When the Mob Turns Ugly

Recruiters and stand-up comics may not only lose their respective audiences, but also transform them into angry mobs, using, in some instances, very similar disastrous techniques: A stand-up comic goes after one person in the audience and appears to be victimizing her; what was formerly a jovial aggregate or happy group-in-the-making instantly becomes a booing angry mob, acting in sympathy with a stranger who, for them previously didn’t register at all.

Analogously, a recruiting website gets an angry blog-mail from a self-described “victim” of the company, triggering a “class-action”-level tsunami response among many others who now realize they are not alone in believing they have been victimized or who merely otherwise empathize with the complainant.

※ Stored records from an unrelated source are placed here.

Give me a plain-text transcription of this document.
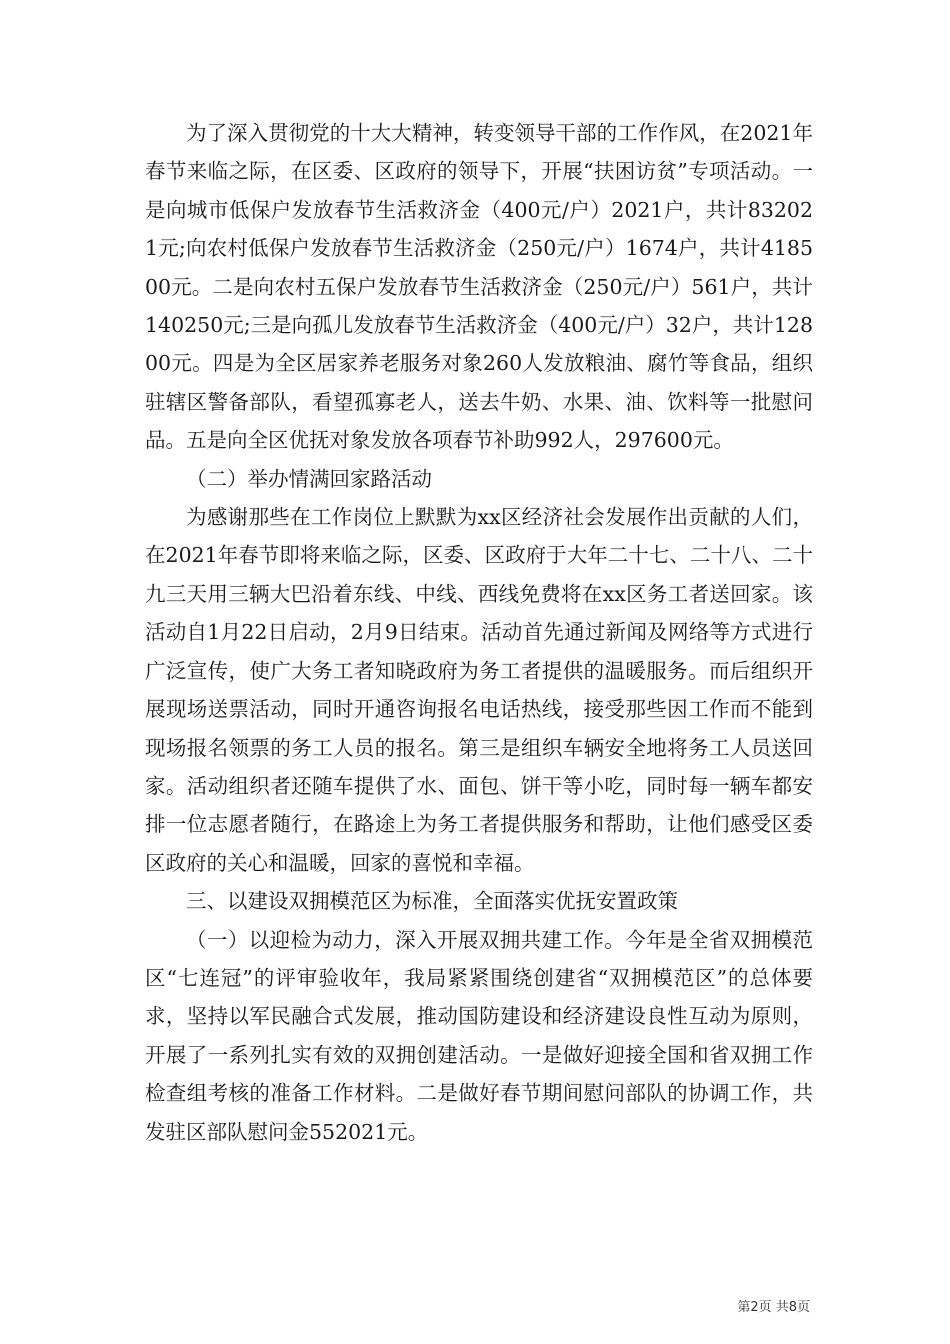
为了深入贯彻党的十大大精神，转变领导干部的工作作风，在2021年春节来临之际，在区委、区政府的领导下，开展“扶困访贫”专项活动。一是向城市低保户发放春节生活救济金（400元/户）2021户，共计832021元;向农村低保户发放春节生活救济金（250元/户）1674户，共计418500元。二是向农村五保户发放春节生活救济金（250元/户）561户，共计140250元;三是向孤儿发放春节生活救济金（400元/户）32户，共计12800元。四是为全区居家养老服务对象260人发放粮油、腐竹等食品，组织驻辖区警备部队，看望孤寡老人，送去牛奶、水果、油、饮料等一批慰问品。五是向全区优抚对象发放各项春节补助992人，297600元。

（二）举办情满回家路活动

为感谢那些在工作岗位上默默为xx区经济社会发展作出贡献的人们，在2021年春节即将来临之际，区委、区政府于大年二十七、二十八、二十九三天用三辆大巴沿着东线、中线、西线免费将在xx区务工者送回家。该活动自1月22日启动，2月9日结束。活动首先通过新闻及网络等方式进行广泛宣传，使广大务工者知晓政府为务工者提供的温暖服务。而后组织开展现场送票活动，同时开通咨询报名电话热线，接受那些因工作而不能到现场报名领票的务工人员的报名。第三是组织车辆安全地将务工人员送回家。活动组织者还随车提供了水、面包、饼干等小吃，同时每一辆车都安排一位志愿者随行，在路途上为务工者提供服务和帮助，让他们感受区委区政府的关心和温暖，回家的喜悦和幸福。

三、以建设双拥模范区为标准，全面落实优抚安置政策

（一）以迎检为动力，深入开展双拥共建工作。今年是全省双拥模范区“七连冠”的评审验收年，我局紧紧围绕创建省“双拥模范区”的总体要求，坚持以军民融合式发展，推动国防建设和经济建设良性互动为原则，开展了一系列扎实有效的双拥创建活动。一是做好迎接全国和省双拥工作检查组考核的准备工作材料。二是做好春节期间慰问部队的协调工作，共发驻区部队慰问金552021元。

第2页 共8页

Both recruiter and comic in such scenarios will have been done in by their “black swan”—the unexpected individual, statistical outlier that changes everything. A very recent “black swan” parallel is to be found in the case of the single angry man who protested government inaction in Tunisia by setting a fire—both literally and figuratively—at the doorstep of a government building, thereby, it has been reported, triggering the recent regime change there.

This discussion can barely scratch the surface of a vast field of possible lessons to be learned from the style and strategies of stand-up comics. A more complete discussion would involve a detailed comparison of not only the presentation approaches of recruiters and stand-up comics, but also of the content of those presentations.

That will have to wait for another day.

However, if the ideas presented so far motivate you to contemplate keeping your day job as a recruiter and moonlighting as a stand-up comic, there is one piece of advice for you to consider…

…..If one of your clients is sitting in the front row at your comedy debut, target somebody else.